Sea levels across the Northeast coast of the United States rose nearly 3.9 inches between 2009 and 2010, according to a new study from researchers at the University of Arizona and the National Oceanic and Atmospheric Administration. The waters near Portland, Maine, saw an even greater rise -- 5 inches -- over the two-year period.
While scientists have been observing higher sea levels across the globe in recent decades, the study found a much more extreme rise than previous averages. Such an event is "unprecedented" in the history of the tide gauge record, according to the researchers, and represents a 1-in-850 year event.
"Unlike storm surge, this event caused persistent and widespread coastal flooding even without apparent weather processes," the study's authors wrote. "In terms of beach erosion, the impact of the 2009-2010 [sea level rise] event is almost as significant as some hurricane events."
The analysis relied on data from dozens of tide gauges along the eastern seaboard. The nearly 4-inch rise for the Northeast represents the average of 14 tide gauges located between New York and Canada. Tide gauges farther south in the Mid-Atlantic and Southeast indicated a sea level rise far less extreme in 2009 and closer to average in some areas. The jump occurred most quickly between April 2009 and March 2010.

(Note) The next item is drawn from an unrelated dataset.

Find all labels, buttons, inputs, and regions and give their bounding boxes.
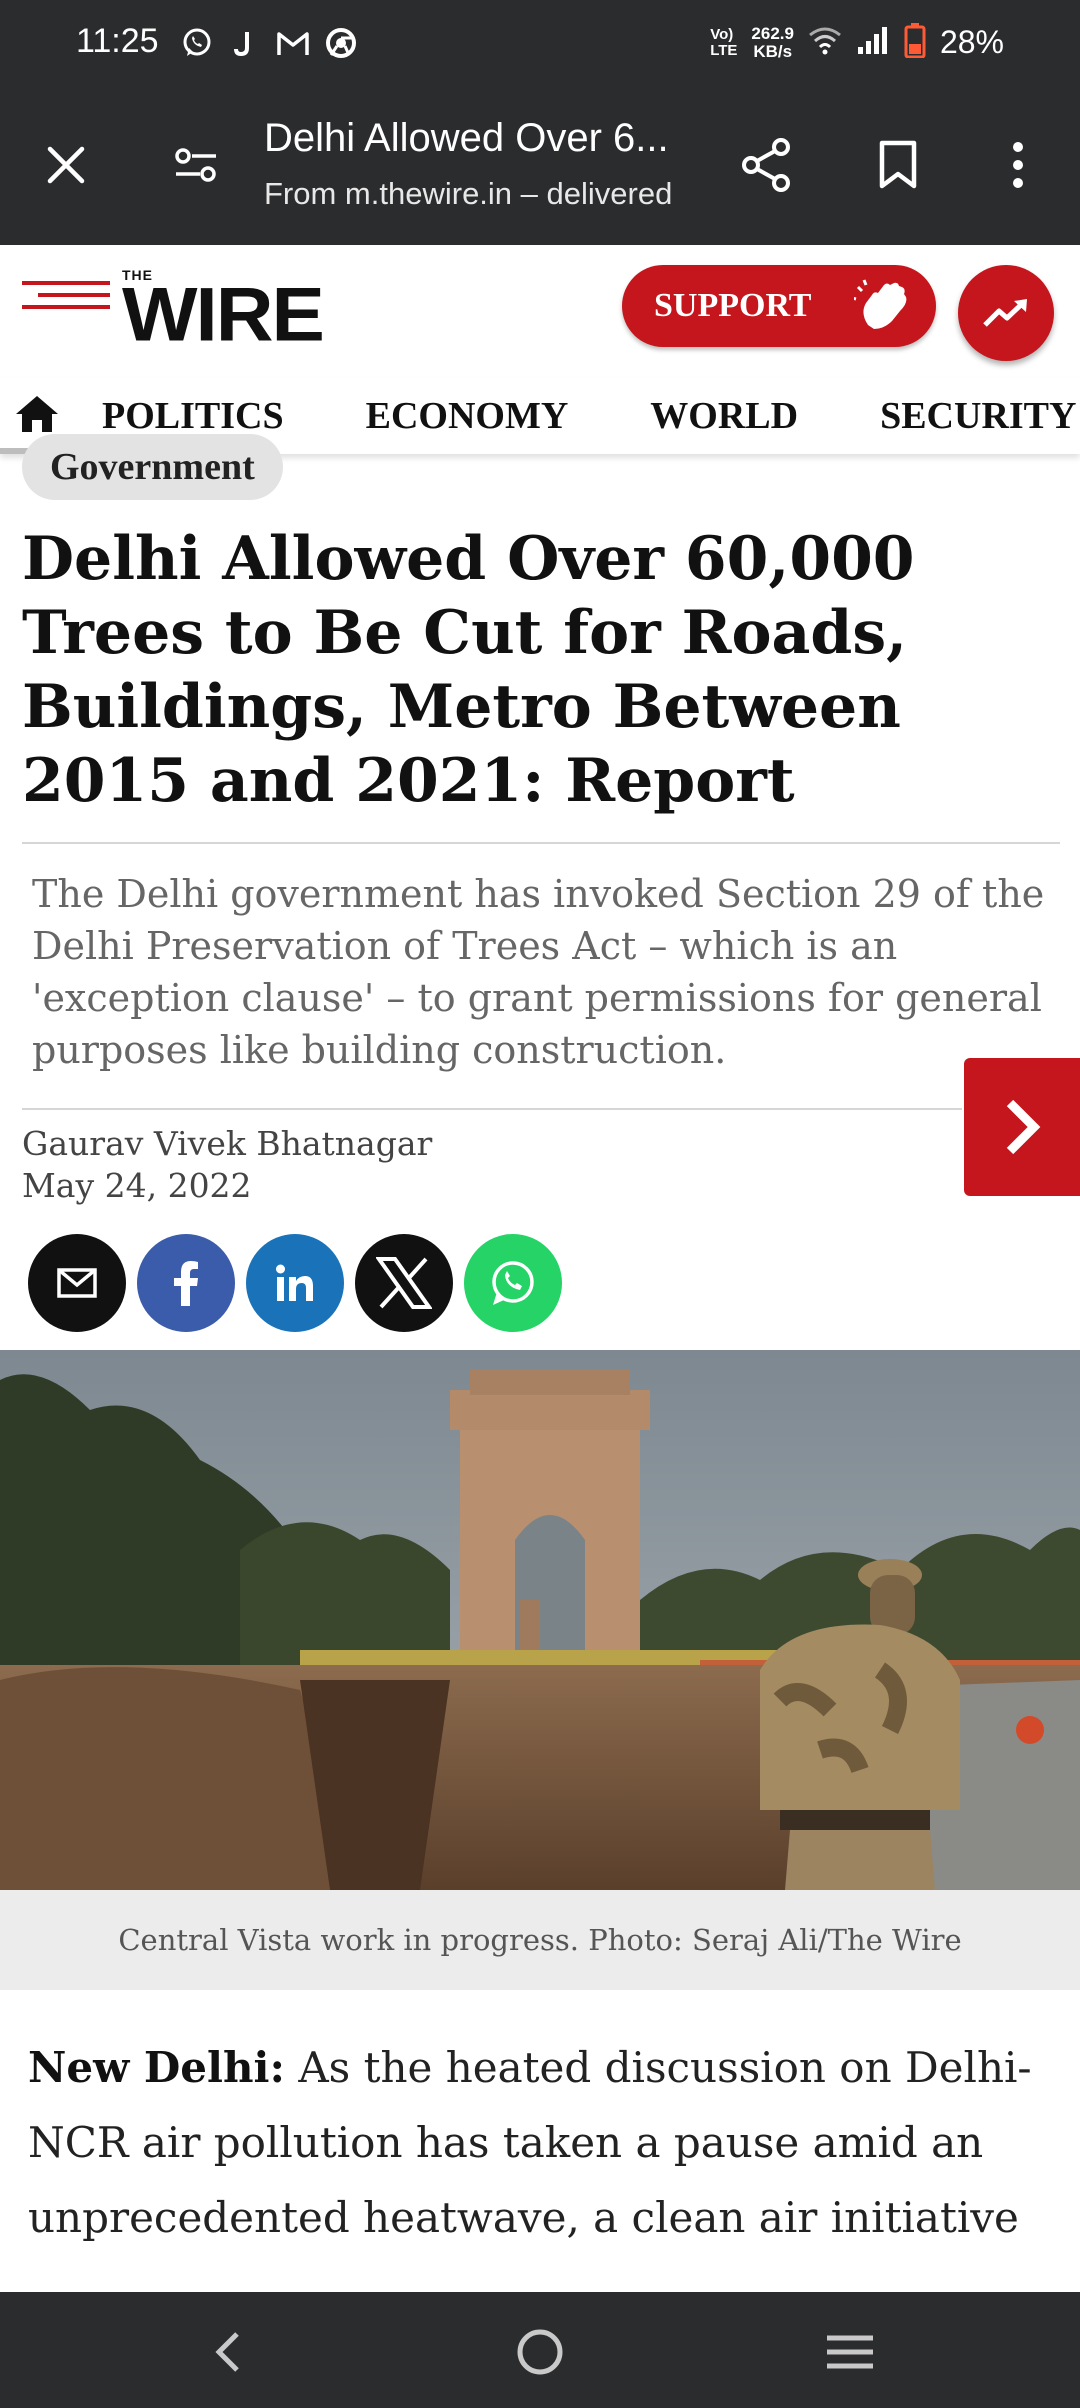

The study found that the increase in the Northeast was caused by a 30 percent slowdown in a major ocean current system known as the Atlantic meridional overturning circulation (AMOC) and a fluctuation in atmospheric pressure at sea level. The Gulf Steam is one component of the AMOC, which moves warm water northward in the upper levels of the Atlantic.
A 2014 study of the AMOC over that period found the slowdown also contributed to severe winter conditions in northwestern Europe and the intensity of the 2010 Atlantic hurricane season, which was the third-most active on record.

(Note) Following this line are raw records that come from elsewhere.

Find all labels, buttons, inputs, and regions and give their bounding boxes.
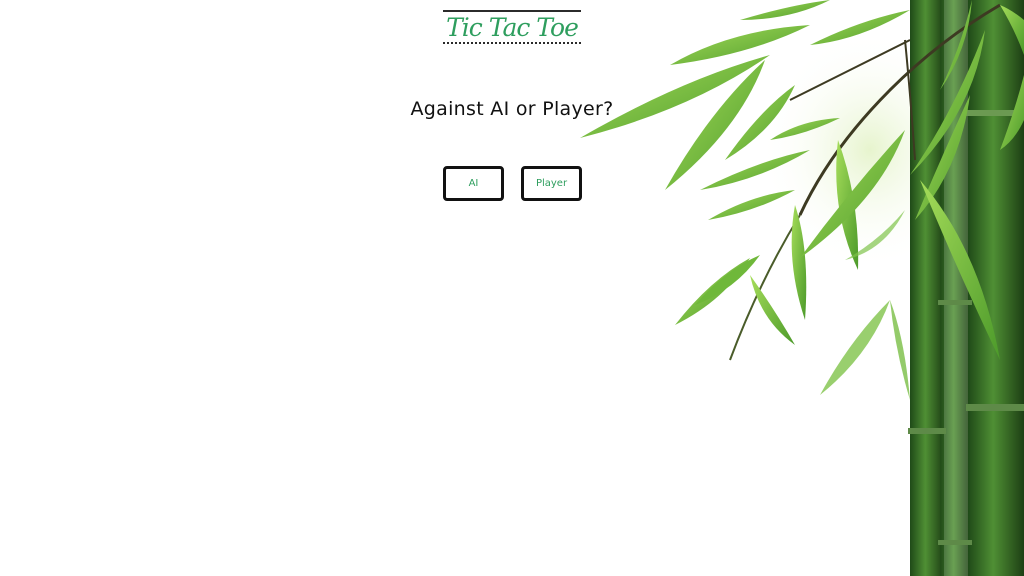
app-title: Tic Tac Toe	[443, 10, 581, 44]
mode-question: Against AI or Player?	[410, 98, 614, 120]
bamboo-background-image	[580, 0, 1024, 576]
mode-choice-buttons: AI Player	[443, 166, 582, 201]
player-button[interactable]: Player	[521, 166, 582, 201]
header: Tic Tac Toe	[0, 10, 1024, 44]
game-page: Tic Tac Toe Against AI or Player? AI Pla…	[0, 0, 1024, 576]
ai-button[interactable]: AI	[443, 166, 504, 201]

The U.N.'s Intergovernmental Panel on Climate wrote in its latest report that AMOC currents are "very likely" to weaken in the 21st century. Models project that unusual rises in sea level, like that observed in the study, will be bigger and more frequent along the Northeastern seaboard this century, study coauthor Jianjun Yin told The Huffington Post.

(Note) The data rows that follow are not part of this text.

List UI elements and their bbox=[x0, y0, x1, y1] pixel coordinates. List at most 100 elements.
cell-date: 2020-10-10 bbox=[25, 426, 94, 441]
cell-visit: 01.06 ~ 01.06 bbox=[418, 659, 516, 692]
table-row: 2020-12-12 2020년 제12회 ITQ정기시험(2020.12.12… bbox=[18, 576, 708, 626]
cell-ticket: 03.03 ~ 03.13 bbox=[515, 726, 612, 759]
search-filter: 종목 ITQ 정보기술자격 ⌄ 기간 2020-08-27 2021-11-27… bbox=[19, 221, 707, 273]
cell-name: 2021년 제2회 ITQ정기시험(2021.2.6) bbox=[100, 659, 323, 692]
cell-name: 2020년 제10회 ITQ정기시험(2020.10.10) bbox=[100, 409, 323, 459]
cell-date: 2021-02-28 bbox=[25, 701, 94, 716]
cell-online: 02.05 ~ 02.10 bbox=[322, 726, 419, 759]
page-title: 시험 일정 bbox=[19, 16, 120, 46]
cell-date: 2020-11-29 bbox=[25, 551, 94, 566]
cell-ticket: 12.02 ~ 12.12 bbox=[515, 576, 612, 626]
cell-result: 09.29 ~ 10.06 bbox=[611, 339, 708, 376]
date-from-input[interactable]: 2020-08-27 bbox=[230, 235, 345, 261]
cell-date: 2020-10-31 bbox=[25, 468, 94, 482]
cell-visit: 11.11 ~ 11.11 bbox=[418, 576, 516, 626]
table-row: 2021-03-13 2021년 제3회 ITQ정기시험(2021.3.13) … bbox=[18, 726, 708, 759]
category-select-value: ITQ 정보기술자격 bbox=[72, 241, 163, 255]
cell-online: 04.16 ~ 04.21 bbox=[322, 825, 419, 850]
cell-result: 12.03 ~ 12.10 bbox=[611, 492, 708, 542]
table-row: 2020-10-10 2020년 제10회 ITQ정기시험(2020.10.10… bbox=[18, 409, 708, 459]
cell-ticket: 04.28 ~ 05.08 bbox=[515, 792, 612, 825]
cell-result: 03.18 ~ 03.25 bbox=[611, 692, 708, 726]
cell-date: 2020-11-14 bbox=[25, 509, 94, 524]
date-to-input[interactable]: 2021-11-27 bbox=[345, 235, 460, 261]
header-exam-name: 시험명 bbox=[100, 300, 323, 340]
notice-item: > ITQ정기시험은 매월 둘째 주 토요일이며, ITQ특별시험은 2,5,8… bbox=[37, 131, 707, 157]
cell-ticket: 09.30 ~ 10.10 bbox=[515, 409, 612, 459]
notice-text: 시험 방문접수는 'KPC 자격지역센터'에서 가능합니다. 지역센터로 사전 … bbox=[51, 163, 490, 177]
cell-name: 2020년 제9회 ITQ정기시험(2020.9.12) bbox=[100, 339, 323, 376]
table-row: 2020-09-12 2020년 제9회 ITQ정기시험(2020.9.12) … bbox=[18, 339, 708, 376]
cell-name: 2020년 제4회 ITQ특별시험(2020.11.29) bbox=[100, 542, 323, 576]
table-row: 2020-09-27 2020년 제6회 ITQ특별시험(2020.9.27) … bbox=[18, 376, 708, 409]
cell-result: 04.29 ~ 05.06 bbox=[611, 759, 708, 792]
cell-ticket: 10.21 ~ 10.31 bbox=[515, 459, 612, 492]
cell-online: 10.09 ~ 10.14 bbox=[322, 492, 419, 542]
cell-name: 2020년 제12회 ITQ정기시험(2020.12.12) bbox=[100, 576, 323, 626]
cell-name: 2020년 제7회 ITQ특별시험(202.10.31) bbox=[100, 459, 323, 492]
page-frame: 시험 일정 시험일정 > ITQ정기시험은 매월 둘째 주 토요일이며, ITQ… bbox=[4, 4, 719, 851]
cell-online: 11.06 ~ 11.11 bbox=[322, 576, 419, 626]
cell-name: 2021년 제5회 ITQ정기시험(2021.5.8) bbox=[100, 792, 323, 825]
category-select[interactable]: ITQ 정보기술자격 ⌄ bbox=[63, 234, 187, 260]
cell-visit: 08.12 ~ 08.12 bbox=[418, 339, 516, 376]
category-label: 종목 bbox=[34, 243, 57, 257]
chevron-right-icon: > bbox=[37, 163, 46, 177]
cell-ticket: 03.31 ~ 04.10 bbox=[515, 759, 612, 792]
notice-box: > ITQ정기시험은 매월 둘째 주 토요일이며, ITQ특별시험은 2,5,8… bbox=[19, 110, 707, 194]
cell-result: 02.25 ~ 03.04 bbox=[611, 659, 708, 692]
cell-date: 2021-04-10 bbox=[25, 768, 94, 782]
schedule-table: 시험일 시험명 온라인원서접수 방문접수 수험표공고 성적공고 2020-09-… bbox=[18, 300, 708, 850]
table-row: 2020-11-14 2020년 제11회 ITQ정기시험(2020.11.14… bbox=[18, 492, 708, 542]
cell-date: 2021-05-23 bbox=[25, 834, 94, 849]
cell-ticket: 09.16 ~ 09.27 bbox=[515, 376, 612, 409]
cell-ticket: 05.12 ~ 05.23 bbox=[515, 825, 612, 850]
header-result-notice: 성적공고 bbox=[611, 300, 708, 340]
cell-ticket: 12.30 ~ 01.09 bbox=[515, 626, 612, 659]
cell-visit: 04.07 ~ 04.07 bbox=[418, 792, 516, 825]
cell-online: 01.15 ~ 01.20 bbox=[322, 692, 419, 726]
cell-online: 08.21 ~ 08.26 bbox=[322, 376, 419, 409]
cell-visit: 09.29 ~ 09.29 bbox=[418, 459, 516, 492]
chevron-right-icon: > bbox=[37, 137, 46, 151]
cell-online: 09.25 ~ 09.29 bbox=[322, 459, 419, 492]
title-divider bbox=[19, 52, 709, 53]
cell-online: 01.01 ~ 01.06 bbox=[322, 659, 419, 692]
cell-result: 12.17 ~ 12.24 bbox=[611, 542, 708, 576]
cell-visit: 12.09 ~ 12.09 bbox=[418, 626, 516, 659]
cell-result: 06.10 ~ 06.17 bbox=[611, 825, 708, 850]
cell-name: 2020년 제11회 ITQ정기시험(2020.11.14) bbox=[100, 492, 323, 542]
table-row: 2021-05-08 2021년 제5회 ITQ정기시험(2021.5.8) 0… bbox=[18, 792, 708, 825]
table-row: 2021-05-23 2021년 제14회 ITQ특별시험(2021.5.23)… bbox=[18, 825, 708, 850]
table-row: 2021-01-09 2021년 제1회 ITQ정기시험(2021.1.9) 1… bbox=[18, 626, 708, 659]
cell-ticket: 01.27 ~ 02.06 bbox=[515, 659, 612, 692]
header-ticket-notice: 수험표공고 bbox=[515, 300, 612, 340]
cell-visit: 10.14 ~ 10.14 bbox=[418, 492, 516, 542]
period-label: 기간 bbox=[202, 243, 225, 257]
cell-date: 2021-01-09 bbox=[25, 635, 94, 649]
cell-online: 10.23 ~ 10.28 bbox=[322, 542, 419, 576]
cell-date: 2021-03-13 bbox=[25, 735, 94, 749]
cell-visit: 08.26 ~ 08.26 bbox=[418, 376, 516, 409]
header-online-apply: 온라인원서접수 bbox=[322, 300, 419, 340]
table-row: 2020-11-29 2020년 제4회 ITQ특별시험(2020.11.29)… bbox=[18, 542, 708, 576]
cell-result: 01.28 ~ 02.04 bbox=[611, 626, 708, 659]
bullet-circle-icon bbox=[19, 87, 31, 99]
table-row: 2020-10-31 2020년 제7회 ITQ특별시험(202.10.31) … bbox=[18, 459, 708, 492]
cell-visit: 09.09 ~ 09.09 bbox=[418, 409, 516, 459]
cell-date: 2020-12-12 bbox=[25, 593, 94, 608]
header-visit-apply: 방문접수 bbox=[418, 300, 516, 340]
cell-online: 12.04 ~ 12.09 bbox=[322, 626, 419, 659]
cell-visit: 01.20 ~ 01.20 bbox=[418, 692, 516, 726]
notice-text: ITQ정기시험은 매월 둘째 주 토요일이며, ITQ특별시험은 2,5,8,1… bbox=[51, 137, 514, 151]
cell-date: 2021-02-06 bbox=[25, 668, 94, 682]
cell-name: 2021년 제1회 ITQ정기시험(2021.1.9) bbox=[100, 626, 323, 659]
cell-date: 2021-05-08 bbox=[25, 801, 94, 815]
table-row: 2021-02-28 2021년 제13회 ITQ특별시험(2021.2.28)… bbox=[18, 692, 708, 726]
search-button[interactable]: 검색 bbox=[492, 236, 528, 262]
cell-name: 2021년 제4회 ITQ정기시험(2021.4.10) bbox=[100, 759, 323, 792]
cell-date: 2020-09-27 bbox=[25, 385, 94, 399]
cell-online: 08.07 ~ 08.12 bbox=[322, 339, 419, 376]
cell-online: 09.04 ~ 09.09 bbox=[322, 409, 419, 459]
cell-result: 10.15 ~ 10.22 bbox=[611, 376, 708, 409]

And events like the one observed in the study, combined with ongoing global sea level rise, "will pose an even higher coastal flooding risk," Yin told Mashable.
A 2012 study determined that sea levels between North Carolina and Boston are rising at a rate three to four times faster than the global average. Yet this only represents a rise of 2 to 3.7 millimeters per year since 1980, far less than the 100 millimeters observed in the Northeast between 2009 and 2010.
This week's study, published in Nature Communications, follows a new report from the New York City Panel on Climate Change that warns of significant sea level rise and coastal flooding threats for the city in coming decades. Sea levels in New York City have already risen more than a foot since 1900, and the trend is very likely to accelerate: If greenhouse gas emissions from human activities are not curtailed, the panel projects seas to rise by an additional 11 to 21 inches by the middle of the century, by 18 to 39 inches by the 2080s, and by as much as 6 feet by the end of the century.